Eddie Moss

No. 27, 36
- Position: Running back

Personal information
- Born: September 27, 1948 (age 77) Dell, Arkansas, U.S.
- Listed height: 6 ft 0 in (1.83 m)
- Listed weight: 215 lb (98 kg)

Career information
- High school: Poplar Bluff (MO)
- College: Southeast Missouri State
- NFL draft: 1972: 13th round, 313th overall pick

Career history
- St. Louis Cardinals (1973–1976); Washington Redskins (1977);

Career NFL statistics
- Rushing attempts: 22
- Rushing yards: 66
- Rushing TDs: 1
- Stats at Pro Football Reference

= Eddie Moss =

American football player (born 1948)

Eddie B. Moss (born September 27, 1948) is an American former professional football player who was a running back in the National Football League (NFL) for the St. Louis Cardinals and the Washington Redskins. He played college football for the Southeast Missouri State Redhawks and was selected by the Buffalo Bills in the 13th round of the 1972 NFL draft.

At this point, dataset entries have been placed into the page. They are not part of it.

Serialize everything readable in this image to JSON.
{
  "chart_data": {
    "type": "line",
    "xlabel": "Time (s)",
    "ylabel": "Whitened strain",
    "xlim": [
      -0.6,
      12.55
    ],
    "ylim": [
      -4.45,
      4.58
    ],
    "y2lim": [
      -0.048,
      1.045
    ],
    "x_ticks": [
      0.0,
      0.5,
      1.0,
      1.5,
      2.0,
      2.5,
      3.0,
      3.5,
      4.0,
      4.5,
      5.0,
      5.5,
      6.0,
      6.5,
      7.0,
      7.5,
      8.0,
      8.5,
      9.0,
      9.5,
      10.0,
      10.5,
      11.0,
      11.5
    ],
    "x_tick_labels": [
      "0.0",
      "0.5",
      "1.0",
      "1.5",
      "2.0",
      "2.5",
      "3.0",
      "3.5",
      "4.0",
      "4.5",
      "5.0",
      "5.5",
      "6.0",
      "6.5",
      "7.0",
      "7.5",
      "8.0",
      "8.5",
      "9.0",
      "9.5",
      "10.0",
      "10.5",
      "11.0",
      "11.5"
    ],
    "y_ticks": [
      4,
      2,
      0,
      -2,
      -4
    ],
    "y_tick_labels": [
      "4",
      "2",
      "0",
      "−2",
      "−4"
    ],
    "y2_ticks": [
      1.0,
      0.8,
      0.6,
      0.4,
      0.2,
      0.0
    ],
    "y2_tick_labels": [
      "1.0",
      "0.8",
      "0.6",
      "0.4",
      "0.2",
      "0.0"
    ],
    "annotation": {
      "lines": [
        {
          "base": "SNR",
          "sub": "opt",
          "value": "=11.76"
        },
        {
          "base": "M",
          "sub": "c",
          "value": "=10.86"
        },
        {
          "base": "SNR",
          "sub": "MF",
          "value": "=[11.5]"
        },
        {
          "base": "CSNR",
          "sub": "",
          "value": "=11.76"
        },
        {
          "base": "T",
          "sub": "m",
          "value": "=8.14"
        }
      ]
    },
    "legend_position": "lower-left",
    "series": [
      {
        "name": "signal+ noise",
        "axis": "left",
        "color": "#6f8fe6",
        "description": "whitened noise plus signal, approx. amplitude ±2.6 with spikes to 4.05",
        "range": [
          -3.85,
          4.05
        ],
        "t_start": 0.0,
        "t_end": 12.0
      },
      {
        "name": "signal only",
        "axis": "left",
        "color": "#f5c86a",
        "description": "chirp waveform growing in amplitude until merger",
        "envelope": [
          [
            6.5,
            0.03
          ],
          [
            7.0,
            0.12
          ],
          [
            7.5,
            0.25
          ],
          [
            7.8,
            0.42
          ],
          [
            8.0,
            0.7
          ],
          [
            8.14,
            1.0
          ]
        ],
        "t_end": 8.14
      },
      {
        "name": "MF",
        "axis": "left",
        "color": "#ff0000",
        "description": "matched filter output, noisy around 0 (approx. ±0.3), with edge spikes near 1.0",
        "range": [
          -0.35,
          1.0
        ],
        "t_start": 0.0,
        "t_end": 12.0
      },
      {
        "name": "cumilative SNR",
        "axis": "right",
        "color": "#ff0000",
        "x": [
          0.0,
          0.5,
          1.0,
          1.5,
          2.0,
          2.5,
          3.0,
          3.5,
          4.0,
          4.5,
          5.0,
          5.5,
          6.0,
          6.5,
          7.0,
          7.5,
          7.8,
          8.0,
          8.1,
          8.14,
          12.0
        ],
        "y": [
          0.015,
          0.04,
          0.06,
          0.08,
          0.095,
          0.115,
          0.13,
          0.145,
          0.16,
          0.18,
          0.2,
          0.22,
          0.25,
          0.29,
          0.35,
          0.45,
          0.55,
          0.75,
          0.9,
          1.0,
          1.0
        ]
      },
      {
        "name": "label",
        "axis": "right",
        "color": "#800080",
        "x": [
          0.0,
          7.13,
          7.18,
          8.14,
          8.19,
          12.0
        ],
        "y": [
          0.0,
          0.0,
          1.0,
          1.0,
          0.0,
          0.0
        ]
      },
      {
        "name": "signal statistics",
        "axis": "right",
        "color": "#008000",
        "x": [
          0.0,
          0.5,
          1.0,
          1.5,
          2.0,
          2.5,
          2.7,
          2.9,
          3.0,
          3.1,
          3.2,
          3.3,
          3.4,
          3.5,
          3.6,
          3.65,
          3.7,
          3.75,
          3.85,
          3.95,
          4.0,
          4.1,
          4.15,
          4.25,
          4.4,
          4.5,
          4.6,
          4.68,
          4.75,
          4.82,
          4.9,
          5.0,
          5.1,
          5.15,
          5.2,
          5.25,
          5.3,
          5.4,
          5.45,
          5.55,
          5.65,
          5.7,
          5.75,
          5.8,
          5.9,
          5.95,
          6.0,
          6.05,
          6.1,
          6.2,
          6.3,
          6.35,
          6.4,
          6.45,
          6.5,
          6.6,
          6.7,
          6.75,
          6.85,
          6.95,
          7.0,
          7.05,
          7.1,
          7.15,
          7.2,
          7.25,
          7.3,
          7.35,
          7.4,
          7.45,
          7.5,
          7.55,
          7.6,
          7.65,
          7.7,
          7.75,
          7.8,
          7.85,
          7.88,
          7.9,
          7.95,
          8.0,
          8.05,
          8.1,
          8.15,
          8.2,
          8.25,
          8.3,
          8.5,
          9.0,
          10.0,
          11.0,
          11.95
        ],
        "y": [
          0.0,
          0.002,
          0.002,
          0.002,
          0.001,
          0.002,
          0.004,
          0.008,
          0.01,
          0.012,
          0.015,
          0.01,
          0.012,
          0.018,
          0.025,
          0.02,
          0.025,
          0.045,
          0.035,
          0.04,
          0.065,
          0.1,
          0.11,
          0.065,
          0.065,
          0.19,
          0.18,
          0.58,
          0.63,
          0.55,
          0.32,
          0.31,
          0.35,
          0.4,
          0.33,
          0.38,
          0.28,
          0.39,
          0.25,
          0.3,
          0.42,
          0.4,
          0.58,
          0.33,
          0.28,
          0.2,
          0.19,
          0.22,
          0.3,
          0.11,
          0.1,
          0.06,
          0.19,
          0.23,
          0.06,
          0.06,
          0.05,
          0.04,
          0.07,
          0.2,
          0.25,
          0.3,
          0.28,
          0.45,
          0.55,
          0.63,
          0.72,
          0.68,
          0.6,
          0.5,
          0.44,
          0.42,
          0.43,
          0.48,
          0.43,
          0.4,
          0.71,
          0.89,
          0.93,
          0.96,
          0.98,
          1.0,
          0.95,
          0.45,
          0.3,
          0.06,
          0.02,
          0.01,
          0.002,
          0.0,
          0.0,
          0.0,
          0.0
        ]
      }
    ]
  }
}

==High school and college years==
Moss was a 1967 graduate of Poplar Bluff High School where he starred on both sides of the ball. He was named all-conference at linebacker and running back his senior season on a team that finished with a 9–0 record. After high school, Moss played two seasons for Centerville Community College in Iowa and then transferred to Southeast Missouri State, in Cape Girardeau. At SEMO, he led the team in rushing his junior and senior years and combined to score 16 touchdowns.

==Pro career==
Moss was selected by the Buffalo Bills in the 13th round of the 1972 NFL draft but failed to make the team. He signed with the Cardinals in 1973 where he played four seasons, primarily on special teams and blocking for Terry Metcalf. The Cardinals won two NFC East division titles during his stay in St. Louis. He spent the final two years of his career in Washington before retiring after the 1978 season.

==Post career==
After retirement, Moss spent 27 years with the United Parcel Service and was inducted into the Missouri Sports Hall of Fame in 2016.

==Personal life==
He is the brother of former CFL running back, Leroy Moss.